Die Venusgrotte heute
Durch eindringendes Wasser ist die Kulisse stark beschädigt, Netze und Gerüste sollen seit den 1960er Jahren vor der Gefahr herabfallender Zementstücke schützen. Inzwischen sind umfangreiche Instandsetzungsarbeiten erforderlich geworden, die 2015 begannen und noch bis 2024 dauern sollen. Daher ist der Innenraum für Besucher vorübergehend nicht zugänglich.[2]
Literatur
- Uta Hassler, Julia Berger, Kilian Jost: Konstruierte Bergerlebnisse – Wasserfälle, Alpenszenerien, illuminierte Natur. Hirmer, München 2015, ISBN 978-3-7774-2579-5.

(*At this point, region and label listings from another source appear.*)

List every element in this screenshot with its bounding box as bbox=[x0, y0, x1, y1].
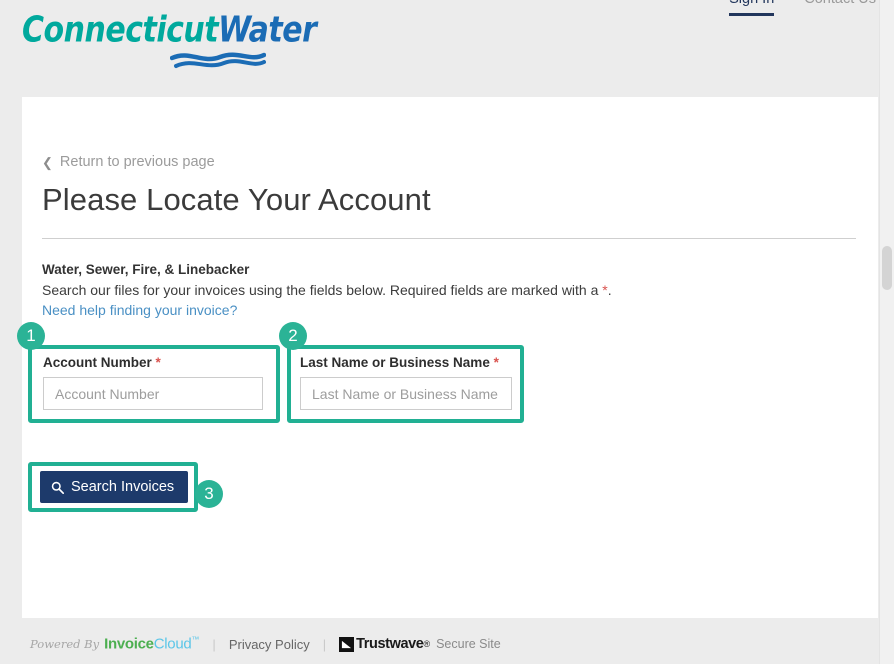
account-number-required-marker: * bbox=[155, 355, 161, 370]
nav-label-contact-us: Contact Us bbox=[804, 0, 876, 7]
logo-text-connecticut: Connecticut bbox=[22, 9, 219, 51]
privacy-policy-link[interactable]: Privacy Policy bbox=[229, 637, 310, 652]
search-icon bbox=[51, 481, 64, 494]
footer-separator-1: | bbox=[212, 636, 216, 652]
annotation-badge-1: 1 bbox=[17, 322, 45, 350]
wave-icon bbox=[170, 52, 266, 68]
instructions-tail: . bbox=[607, 282, 612, 298]
footer-separator-2: | bbox=[322, 636, 327, 652]
invoicecloud-invoice-text: Invoice bbox=[104, 635, 154, 653]
site-header: ConnecticutWater Sign In Contact Us bbox=[0, 0, 894, 97]
service-types-subheading: Water, Sewer, Fire, & Linebacker bbox=[42, 262, 250, 277]
last-name-label-text: Last Name or Business Name bbox=[300, 355, 490, 370]
last-name-required-marker: * bbox=[493, 355, 499, 370]
annotation-badge-3: 3 bbox=[195, 480, 223, 508]
registered-symbol: ® bbox=[423, 639, 431, 649]
search-invoices-button[interactable]: Search Invoices bbox=[40, 471, 189, 503]
connecticut-water-logo[interactable]: ConnecticutWater bbox=[22, 6, 317, 68]
vertical-scrollbar-track[interactable] bbox=[879, 0, 894, 664]
trustwave-icon bbox=[339, 636, 355, 652]
search-invoices-label: Search Invoices bbox=[71, 479, 175, 495]
trustwave-triangle-glyph bbox=[342, 640, 352, 648]
invoicecloud-cloud-text: Cloud bbox=[153, 635, 192, 653]
chevron-left-icon: ❮ bbox=[42, 154, 53, 170]
trademark-symbol: ™ bbox=[191, 634, 200, 644]
instructions-lead: Search our files for your invoices using… bbox=[42, 282, 603, 298]
secure-site-label: Secure Site bbox=[436, 637, 501, 651]
nav-label-sign-in: Sign In bbox=[729, 0, 774, 7]
need-help-finding-invoice-link[interactable]: Need help finding your invoice? bbox=[42, 302, 237, 318]
annotation-badge-2: 2 bbox=[279, 322, 307, 350]
title-divider bbox=[42, 238, 856, 239]
return-to-previous-page-link[interactable]: ❮ Return to previous page bbox=[42, 154, 215, 170]
nav-active-underline bbox=[729, 13, 775, 16]
instructions-text: Search our files for your invoices using… bbox=[42, 282, 612, 298]
top-navigation: Sign In Contact Us bbox=[729, 0, 876, 30]
vertical-scrollbar-thumb[interactable] bbox=[882, 246, 892, 290]
page-title: Please Locate Your Account bbox=[42, 182, 431, 217]
last-name-input[interactable] bbox=[300, 377, 512, 410]
invoicecloud-logo[interactable]: InvoiceCloud™ bbox=[104, 635, 199, 653]
return-link-label: Return to previous page bbox=[59, 154, 215, 170]
nav-item-contact-us[interactable]: Contact Us bbox=[804, 0, 876, 7]
account-number-field-group: Account Number * bbox=[43, 355, 263, 410]
last-name-label: Last Name or Business Name * bbox=[300, 355, 512, 370]
powered-by-label: Powered By bbox=[30, 637, 100, 651]
logo-text-water: Water bbox=[218, 9, 317, 51]
nav-item-sign-in[interactable]: Sign In bbox=[729, 0, 775, 16]
account-number-input[interactable] bbox=[43, 377, 263, 410]
site-footer: Powered By InvoiceCloud™ | Privacy Polic… bbox=[0, 624, 894, 664]
last-name-field-group: Last Name or Business Name * bbox=[300, 355, 512, 410]
trustwave-label: Trustwave bbox=[356, 636, 424, 652]
page-root: ConnecticutWater Sign In Contact Us ❮ Re… bbox=[0, 0, 894, 664]
account-number-label-text: Account Number bbox=[43, 355, 152, 370]
account-number-label: Account Number * bbox=[43, 355, 263, 370]
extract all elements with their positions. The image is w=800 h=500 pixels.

- Uta Hassler (Hg.): Felsengärten, Gartengrotten, Kunstberge: Motive der Natur in Architektur und Garten. Hirmer, München 2014, ISBN 978-3-7774-2269-5.
- Kilian Jost: Felsenlandschaften – eine Bauaufgabe des 19. Jahrhunderts. Grotten, Wasserfälle und Felsen in landschaftlichen Gartenanlagen. Dissertation, Zürich 2015, ISBN 978-3-00-053146-0.
- Mario Praxmarer, Peter Adam: König Ludwig II. in der Bergeinsamkeit von Bayern & Tirol. Bergresidenzen, Schlösser, Begegnungen, Krise, mysteriöser Tod. Adam, Garmisch-Partenkirchen 2002, ISBN 3-924308-35-7.
- Jean Louis Schlim: Ludwig II. Traum und Technik. Buchendorfer Verlag, München 2001, ISBN 3-934036-52-X (2., veränderte und ergänzte Auflage. München-Verlag, München 2010, ISBN 978-3-937090-43-6).
- Marcus Spangenberg: Linderhof. Erbautes und Erträumtes im Gebirge, Verlag Friedrich Pustet, Regensburg 2018, ISBN 978-3791728049.